You know, I think it’s important to know that….so I came to Manchester in May of 2015.
Right. You came from White River Junction, Vermont, correct?
And they were also experiencing almost identical problems with wait times with this 14-day goal.
I have not had the opportunity to look at any of the data from White River and I’m not in a position to really address the White River Junction data.
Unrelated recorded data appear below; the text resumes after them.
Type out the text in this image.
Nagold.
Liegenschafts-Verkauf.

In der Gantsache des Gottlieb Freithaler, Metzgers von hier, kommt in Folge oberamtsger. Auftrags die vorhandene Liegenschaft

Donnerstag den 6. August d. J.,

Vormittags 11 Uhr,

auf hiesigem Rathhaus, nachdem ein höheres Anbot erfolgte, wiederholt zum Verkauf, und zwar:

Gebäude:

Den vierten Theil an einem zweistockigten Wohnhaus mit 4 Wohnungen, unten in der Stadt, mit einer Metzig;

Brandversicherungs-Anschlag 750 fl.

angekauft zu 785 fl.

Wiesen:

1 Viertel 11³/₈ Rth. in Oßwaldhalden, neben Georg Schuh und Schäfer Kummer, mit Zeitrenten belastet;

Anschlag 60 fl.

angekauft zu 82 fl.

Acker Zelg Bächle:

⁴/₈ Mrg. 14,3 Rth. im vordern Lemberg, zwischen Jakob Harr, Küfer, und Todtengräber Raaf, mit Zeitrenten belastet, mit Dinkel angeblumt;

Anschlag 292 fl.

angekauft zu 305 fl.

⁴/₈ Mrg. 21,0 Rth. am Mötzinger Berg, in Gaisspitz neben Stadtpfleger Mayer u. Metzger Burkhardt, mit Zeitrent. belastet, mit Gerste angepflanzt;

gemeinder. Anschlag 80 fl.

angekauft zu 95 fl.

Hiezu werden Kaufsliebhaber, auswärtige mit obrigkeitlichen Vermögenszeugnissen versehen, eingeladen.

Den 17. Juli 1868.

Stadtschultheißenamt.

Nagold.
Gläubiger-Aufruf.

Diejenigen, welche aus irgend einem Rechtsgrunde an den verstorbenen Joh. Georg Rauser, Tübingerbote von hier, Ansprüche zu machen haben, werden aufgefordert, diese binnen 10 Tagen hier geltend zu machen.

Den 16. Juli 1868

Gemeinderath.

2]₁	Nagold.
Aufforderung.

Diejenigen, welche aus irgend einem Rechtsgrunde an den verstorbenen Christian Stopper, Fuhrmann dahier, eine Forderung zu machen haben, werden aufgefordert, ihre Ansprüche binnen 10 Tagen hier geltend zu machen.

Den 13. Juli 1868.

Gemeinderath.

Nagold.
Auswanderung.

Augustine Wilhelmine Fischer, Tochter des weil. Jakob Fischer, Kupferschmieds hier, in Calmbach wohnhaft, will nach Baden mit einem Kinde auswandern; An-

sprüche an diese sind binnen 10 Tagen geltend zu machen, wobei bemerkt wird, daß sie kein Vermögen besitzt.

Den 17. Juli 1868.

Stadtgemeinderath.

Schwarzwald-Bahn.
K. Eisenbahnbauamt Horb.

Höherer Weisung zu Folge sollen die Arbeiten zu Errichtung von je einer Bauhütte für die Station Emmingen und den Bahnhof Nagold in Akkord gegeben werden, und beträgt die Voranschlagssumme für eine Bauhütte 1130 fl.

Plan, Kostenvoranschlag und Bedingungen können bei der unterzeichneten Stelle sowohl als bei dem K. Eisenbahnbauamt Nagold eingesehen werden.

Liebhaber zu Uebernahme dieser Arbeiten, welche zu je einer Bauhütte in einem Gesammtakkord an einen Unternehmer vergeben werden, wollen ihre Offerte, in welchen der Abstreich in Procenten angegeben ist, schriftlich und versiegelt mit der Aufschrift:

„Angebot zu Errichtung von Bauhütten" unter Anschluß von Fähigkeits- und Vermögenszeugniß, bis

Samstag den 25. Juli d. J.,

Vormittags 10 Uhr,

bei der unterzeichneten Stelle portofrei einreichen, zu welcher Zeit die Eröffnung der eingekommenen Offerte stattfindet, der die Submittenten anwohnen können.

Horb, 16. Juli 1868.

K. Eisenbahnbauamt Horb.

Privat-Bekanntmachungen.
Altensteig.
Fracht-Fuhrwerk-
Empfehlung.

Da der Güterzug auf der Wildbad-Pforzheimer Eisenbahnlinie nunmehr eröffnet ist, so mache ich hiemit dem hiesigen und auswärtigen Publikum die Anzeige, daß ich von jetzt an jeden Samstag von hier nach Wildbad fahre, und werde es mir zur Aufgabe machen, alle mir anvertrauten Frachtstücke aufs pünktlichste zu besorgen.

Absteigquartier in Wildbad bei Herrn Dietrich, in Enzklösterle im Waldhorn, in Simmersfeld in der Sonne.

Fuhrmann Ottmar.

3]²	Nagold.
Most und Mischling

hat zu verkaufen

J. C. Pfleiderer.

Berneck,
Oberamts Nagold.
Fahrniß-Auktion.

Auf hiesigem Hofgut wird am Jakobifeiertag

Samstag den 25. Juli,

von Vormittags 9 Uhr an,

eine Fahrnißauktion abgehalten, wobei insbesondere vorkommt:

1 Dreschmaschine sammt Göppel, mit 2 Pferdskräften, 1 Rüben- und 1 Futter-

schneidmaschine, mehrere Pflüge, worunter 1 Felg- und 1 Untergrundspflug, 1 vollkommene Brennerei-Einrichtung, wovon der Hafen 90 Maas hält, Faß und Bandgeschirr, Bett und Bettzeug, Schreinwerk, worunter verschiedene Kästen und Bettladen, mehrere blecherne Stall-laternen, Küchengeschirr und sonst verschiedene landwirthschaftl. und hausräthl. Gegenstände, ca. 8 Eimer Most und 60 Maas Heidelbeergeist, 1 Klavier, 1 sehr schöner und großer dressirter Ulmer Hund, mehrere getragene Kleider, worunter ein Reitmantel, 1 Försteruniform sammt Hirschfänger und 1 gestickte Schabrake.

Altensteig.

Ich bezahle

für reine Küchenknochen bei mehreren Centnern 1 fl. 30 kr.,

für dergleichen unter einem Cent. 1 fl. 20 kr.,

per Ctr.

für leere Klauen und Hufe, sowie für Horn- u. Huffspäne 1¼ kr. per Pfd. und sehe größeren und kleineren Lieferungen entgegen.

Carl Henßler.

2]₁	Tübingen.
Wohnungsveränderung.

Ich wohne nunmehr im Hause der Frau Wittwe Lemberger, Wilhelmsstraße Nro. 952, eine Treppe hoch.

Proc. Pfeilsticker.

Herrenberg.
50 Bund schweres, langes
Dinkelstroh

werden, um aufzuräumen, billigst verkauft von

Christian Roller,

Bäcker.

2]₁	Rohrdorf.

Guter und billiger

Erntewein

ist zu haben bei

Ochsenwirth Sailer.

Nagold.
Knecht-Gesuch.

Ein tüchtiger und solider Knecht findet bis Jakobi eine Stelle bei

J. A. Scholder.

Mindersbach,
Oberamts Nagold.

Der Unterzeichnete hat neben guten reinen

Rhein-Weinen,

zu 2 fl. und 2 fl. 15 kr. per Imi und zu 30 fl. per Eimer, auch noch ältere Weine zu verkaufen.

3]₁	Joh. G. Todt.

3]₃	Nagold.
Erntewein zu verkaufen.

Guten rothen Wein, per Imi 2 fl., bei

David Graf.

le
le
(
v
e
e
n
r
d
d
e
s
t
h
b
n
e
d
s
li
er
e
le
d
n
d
What I can do is try to help understand sort of where it is we’re going in Manchester.
Back in 2011, when the goals were set, whether or not individuals felt pressured, I certainly have read that in the report, I think that there’s several actions that we have learned as a VA community over time, and those actions really are associated with how we set up systems so that our staff can, number one, schedule patients correctly, and I think number two, so that we have systems in place so that if there’s any need to report or to identify concerns to leadership, that we have a chance to provide them with that two-way dialogue with leadership.
So if a veteran calls the Manchester VA now and asks for a specific date, will the veteran be given that date?
If the veteran calls and asks for that specific date, we will go into the scheduling system and try to give them that date, if that date is available. If that date is not available, then we would negotiate a different date.
Veterans Choice went into effect shortly after the most recent of these allegations were made. To what extent has Veterans Choice eased long wait times at the Manchester VA?
What I can tell you is that it prevents us from creating a backlog today. I don’t want to predict on how it would have impacted in 2011, 2012, or 2013 because the Choice program wasn’t here in that time, but it certainly alleviates us from gaining a backlog today.
Under the system you described, it’s entirely possible that a veteran calling to make an appointment when these appointments were allegedly made incorrectly, that the veteran would never have known. The veteran doesn’t necessarily know the VA policy, and they may just think that being asked, “Here’s our available appointments—which do you want?” is perfectly acceptable, when in fact that wasn’t what was supposed to be happening. Do those veterans deserve an apology?
I think they do deserve an apology. I think on behalf of the Manchester VA Medical Center—we want to be absolutely sure that we are scheduling veterans in meaningful ways and getting them in to see their providers in the timeframes in which they want to be seen.
If you say veterans deserve an apology, from whom should that apology come?
Well, as the leader of this organization, I will offer an apology on behalf of the Manchester VA Medical Center. I have worked for the VA—not necessarily for Manchester—but I’ve worked for the VA for 31 years and I take this mission seriously. My father is a Vietnam Veteran and he seeks his care at a VA hospital. I will gladly offer an apology on behalf of the Manchester VA for any errors that we have made in the past and certainly, going forward, we’ll do everything in our power to continue to be above board and to always make the right decisions. But when we make a mistake, well, we will come back the next day and we will try twice as hard to make sure that mistake is not repeated.